Une étude réalisée en 2010 par Annaliese Beery et Irving Zucker a passé en revue les biais liés au sexe dans les recherches sur les mammifères dans 10 champs biologiques en 2009 et leurs précédents historiques. Elle a conclu: « Les biais masculins étaient évidents dans huit disciplines et le plus important en neurosciences, les études sur les animaux de même sexe étant plus nombreuses que celles des femelles pour un rapport de 5,5 à 1. Au cours des 50 dernières années, les biais masculins dans les études non humaines ont augmenté et décliné dans les études humaines. Les études sur les deux sexes omettent souvent d’analyser les résultats par sexe. La sous-représentation des femelles dans les modèles de maladies animales est également courante et notre compréhension de la biologie féminine est compromise par ces carences. »

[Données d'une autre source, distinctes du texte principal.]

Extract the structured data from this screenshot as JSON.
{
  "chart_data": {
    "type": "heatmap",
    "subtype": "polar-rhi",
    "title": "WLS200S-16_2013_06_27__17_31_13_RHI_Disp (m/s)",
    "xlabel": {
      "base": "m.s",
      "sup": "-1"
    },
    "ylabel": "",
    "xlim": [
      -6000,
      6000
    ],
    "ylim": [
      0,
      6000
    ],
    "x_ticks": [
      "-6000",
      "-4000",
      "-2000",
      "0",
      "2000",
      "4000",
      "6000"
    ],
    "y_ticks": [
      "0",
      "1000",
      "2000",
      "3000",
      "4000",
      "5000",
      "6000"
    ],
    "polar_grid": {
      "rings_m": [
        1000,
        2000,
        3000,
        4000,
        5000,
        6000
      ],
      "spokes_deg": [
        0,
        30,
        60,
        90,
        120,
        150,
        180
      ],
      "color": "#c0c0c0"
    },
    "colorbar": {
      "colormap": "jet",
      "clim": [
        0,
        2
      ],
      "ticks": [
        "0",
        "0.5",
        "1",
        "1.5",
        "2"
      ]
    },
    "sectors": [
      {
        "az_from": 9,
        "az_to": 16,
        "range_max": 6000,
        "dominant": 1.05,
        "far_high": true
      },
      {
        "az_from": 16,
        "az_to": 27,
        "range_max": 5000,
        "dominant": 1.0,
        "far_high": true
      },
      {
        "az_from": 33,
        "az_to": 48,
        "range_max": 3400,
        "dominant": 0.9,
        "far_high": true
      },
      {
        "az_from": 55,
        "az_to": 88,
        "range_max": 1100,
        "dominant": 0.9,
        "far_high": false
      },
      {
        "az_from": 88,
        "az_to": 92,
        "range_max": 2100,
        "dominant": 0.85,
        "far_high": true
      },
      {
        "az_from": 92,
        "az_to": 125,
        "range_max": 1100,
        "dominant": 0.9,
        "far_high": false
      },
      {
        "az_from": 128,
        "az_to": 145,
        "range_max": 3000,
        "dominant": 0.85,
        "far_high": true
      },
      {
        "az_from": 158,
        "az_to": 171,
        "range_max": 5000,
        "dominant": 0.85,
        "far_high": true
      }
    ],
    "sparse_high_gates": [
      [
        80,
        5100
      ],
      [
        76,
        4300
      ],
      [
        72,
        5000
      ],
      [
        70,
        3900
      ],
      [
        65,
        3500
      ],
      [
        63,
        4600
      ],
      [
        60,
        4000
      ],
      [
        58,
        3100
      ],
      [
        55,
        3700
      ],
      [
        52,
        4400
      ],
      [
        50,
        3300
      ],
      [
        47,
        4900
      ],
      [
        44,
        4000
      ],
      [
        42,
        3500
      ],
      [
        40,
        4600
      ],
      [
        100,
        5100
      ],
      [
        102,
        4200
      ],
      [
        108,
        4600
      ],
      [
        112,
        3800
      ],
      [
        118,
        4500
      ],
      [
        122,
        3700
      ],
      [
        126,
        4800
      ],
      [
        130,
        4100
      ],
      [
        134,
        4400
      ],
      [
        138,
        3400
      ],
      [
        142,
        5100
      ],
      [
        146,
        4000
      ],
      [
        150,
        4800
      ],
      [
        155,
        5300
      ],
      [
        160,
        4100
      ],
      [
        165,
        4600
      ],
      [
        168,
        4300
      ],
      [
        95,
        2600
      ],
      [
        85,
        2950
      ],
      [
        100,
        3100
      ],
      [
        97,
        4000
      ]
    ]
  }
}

L’étude a également révélé que la justification donnée par les chercheurs d’exclure les animaux femelles – qu’elle introduisait trop de variabilité dans les résultats – était « sans fondement ».

Il a fallu attendre jusqu’en 2014 pour que les NIH commencent à reconnaître le problème de la partialité masculine dans les essais précliniques, et jusqu’en 2016 pour imposer que tout l’argent octroyé pour la recherche serve à étudier également des animaux de sexe féminin.

Ces politiques et pratiques ont souvent été qualifiées de paternalistes, conçues pour protéger les femmes contre les effets néfastes de la recherche médicale. Mais l’histoire dément cette notion. La pratique de l’expérimentation brutale de traitements médicaux sur des femmes tout au long de l’histoire faite que la réticence de la médecine à inclure les femmes dans les études scientifiques ressemble beaucoup moins à un paternalisme magnanime. Nous avons plutôt l’impression que les femmes ne sont pas assez intéressantes pour une activité scientifique, mais assez bonnes pour la pratique.